Saturday, May 1, 2010

Being a different kind of parent

Just a warning, this could be considered sappy.... but it's my blog, so sappy is alright.

So, since I was about 5 years old there have been animals of one kind or another in my home and in my life. First was Kitty (real original I know, but it was my Mom's choice) who had been the runt of the litter and was thus rescued. I cant give you any more than the names of the ones that followed, because they came to us via strange paths, but Buck, Smokey, Cupcake (strangest path, from Norwalk, California to Omaha via the seat next to me on American Airlines, lured into my 9 year old arms with tuna from under a car in Norwalk) and Munchkin (aka the cat i called Monkey, with permanent PMS). But these were my Mom's pets more than mine. She paid their vet bills, fed them most of the time, scooped the poop and changed the litter. It wasn't until 199 that I started my own journey as a pet parent.

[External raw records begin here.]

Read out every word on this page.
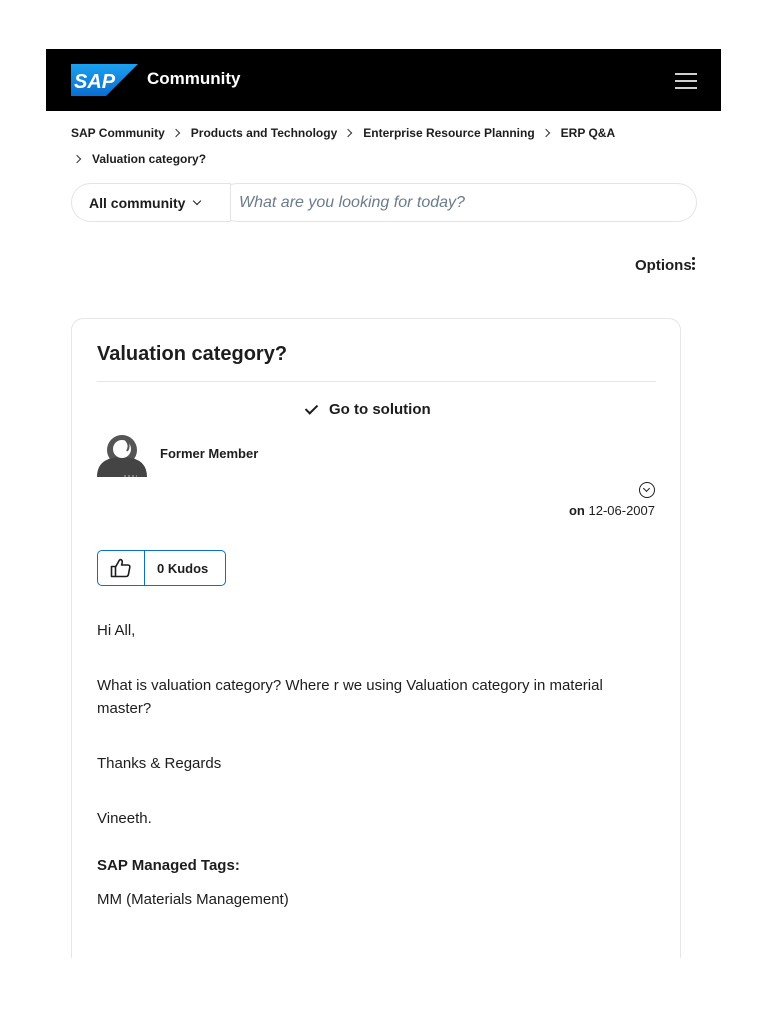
SAP Community
SAP Community Products and Technology Enterprise Resource Planning ERP Q&A
Valuation category?
What are you looking for today?
All community
Options
Valuation category?
Go to solution
Former Member
on 12-06-2007
0 Kudos

Hi All,

What is valuation category? Where r we using Valuation category in material master?

Thanks & Regards

Vineeth.

SAP Managed Tags:
MM (Materials Management)
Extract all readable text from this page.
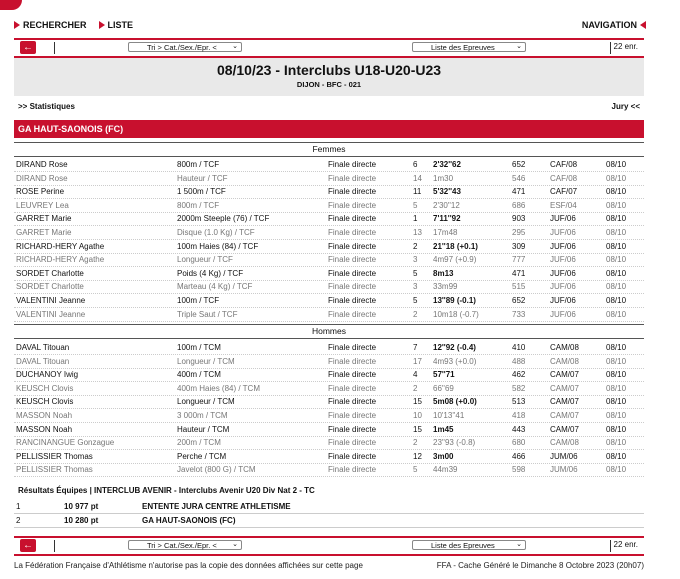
RECHERCHER LISTE	NAVIGATION
←	Tri > Cat./Sex./Epr. < ⌄	Liste des Epreuves	⌄	22 enr.
08/10/23 - Interclubs U18-U20-U23
DIJON - BFC - 021
>> Statistiques	Jury <<
GA HAUT-SAONOIS (FC)
Femmes
DIRAND Rose	800m / TCF	Finale directe	6 2'32''62	652	CAF/08	08/10
DIRAND Rose	Hauteur / TCF	Finale directe	14 1m30	546	CAF/08	08/10
ROSE Perine	1 500m / TCF	Finale directe	11 5'32''43	471	CAF/07	08/10
LEUVREY Lea	800m / TCF	Finale directe	5 2'30''12	686	ESF/04	08/10
GARRET Marie	2000m Steeple (76) / TCF	Finale directe	1 7'11''92	903	JUF/06	08/10
GARRET Marie	Disque (1.0 Kg) / TCF	Finale directe	13 17m48	295	JUF/06	08/10
RICHARD-HERY Agathe	100m Haies (84) / TCF	Finale directe	2 21''18 (+0.1)	309	JUF/06	08/10
RICHARD-HERY Agathe	Longueur / TCF	Finale directe	3 4m97 (+0.9)	777	JUF/06	08/10
SORDET Charlotte	Poids (4 Kg) / TCF	Finale directe	5 8m13	471	JUF/06	08/10
SORDET Charlotte	Marteau (4 Kg) / TCF	Finale directe	3 33m99	515	JUF/06	08/10
VALENTINI Jeanne	100m / TCF	Finale directe	5 13''89 (-0.1)	652	JUF/06	08/10
VALENTINI Jeanne	Triple Saut / TCF	Finale directe	2 10m18 (-0.7)	733	JUF/06	08/10
Hommes
DAVAL Titouan	100m / TCM	Finale directe	7 12''92 (-0.4)	410	CAM/08	08/10
DAVAL Titouan	Longueur / TCM	Finale directe	17 4m93 (+0.0)	488	CAM/08	08/10
DUCHANOY Iwig	400m / TCM	Finale directe	4 57''71	462	CAM/07	08/10
KEUSCH Clovis	400m Haies (84) / TCM	Finale directe	2 66''69	582	CAM/07	08/10
KEUSCH Clovis	Longueur / TCM	Finale directe	15 5m08 (+0.0)	513	CAM/07	08/10
MASSON Noah	3 000m / TCM	Finale directe	10 10'13''41	418	CAM/07	08/10
MASSON Noah	Hauteur / TCM	Finale directe	15 1m45	443	CAM/07	08/10
RANCINANGUE Gonzague	200m / TCM	Finale directe	2 23''93 (-0.8)	680	CAM/08	08/10
PELLISSIER Thomas	Perche / TCM	Finale directe	12 3m00	466	JUM/06	08/10
PELLISSIER Thomas	Javelot (800 G) / TCM	Finale directe	5 44m39	598	JUM/06	08/10
Résultats Équipes | INTERCLUB AVENIR - Interclubs Avenir U20 Div Nat 2 - TC
1	10 977 pt	ENTENTE JURA CENTRE ATHLETISME
2	10 280 pt	GA HAUT-SAONOIS (FC)
←	Tri > Cat./Sex./Epr. < ⌄	Liste des Epreuves	⌄	22 enr.
La Fédération Française d'Athlétisme n'autorise pas la copie des données affichées sur cette page	FFA - Cache Généré le Dimanche 8 Octobre 2023 (20h07)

I was working at Boys' Town right out of university and thought I would work there until I retired, since I had been a resident and graduate of BT and loved my time there when I was in high school. Working there was a COMPLETELY different set of experiences, rules and obstacles which ended in me losing my job due to what my evil harpy of a boss called "a lack of professionalism and poor judgement". (Just to set the record straight, she had been working at BT when I was a resident and had been an evil harpy then too.) However, about 2 months after I started working, there was a notice in the company newsletter about an employee who had a 6 week old kitten that needed a home. This kitten became my Alex (full name: Alexandria Egypt, Port city on the Nile.. what? She looked Egyptian and Cleopatra was so overdone!!). Alex and I have had many adventures including 8 moves, the addition of Emma (full name: Somalia of Omaha, even though she never lived in Omaha for even a day) in 1995 and the inevitable addition of Dave and Merlin (in 1996), and finally the welcoming of Solo (who was going to be put down because of an idiot who worked at my final job at Hammer Residences) in 2001. So they became our kids for lack of a better term, because what I have felt for these cats, especially those who I have lost, is an unconditional love that most non-pet owners find strange, and only real pet lovers understand.

When Solo and Em died I felt like a huge part of me died and I think that Dave felt the a lot of the same feelings. Solo's journey to the other side was longer than Em's, which was so fast that it felt almost blurred. And over the past few weeks we ALMOST lost Alex. It was far and away some of the worst days that I have ever endured. Talk of cancer, when and if to stop treatment, heart problems, kidney failure... (for what turned out to be some major constipation as well as severe dehydration for reasons still unknown) and numerous visits to our fantastic vet, culminating in a last visit with a fairly clean bill of health for an 18 year old total diva kitty. As she got better slowly through the days, I had times of being giddy with joy at the simplest things, like Alex going up in her tree, jumping on my bed, eating an entire bowl of food and last but certainly not least yelling at me and everybody she sees (it is a charming trait, I swear!) I also had the horrible sleepless nights just watching to make sure she was breathing, administering sub-cutaneous fluids (a 2 person job if there ever was one) and just making sure she was warm and comfortable. It felt like weeks and we're still all enjoying the thrill of sub-cue fluids, medications and checking the litter box for "deposits"...

So I guess the point of this post is that even those of us who don't have human kids are still parents to furry kids. Because I love these animals that God has led into my life and would sacrifice anything to help them any way I knew how. The past days and weeks were about making decisions with respect to what to sacrifice and what would be enough. This is something that I wish no parent ever has to go through, ever. But I know all too many do, with human children and non-human children alike. My hope is that God will help us to be the best parents that we can be to the children that we have and help us with the support we need in times of crisis and indecision. Love and blessings upon all parents and children, everywhere, how, and when.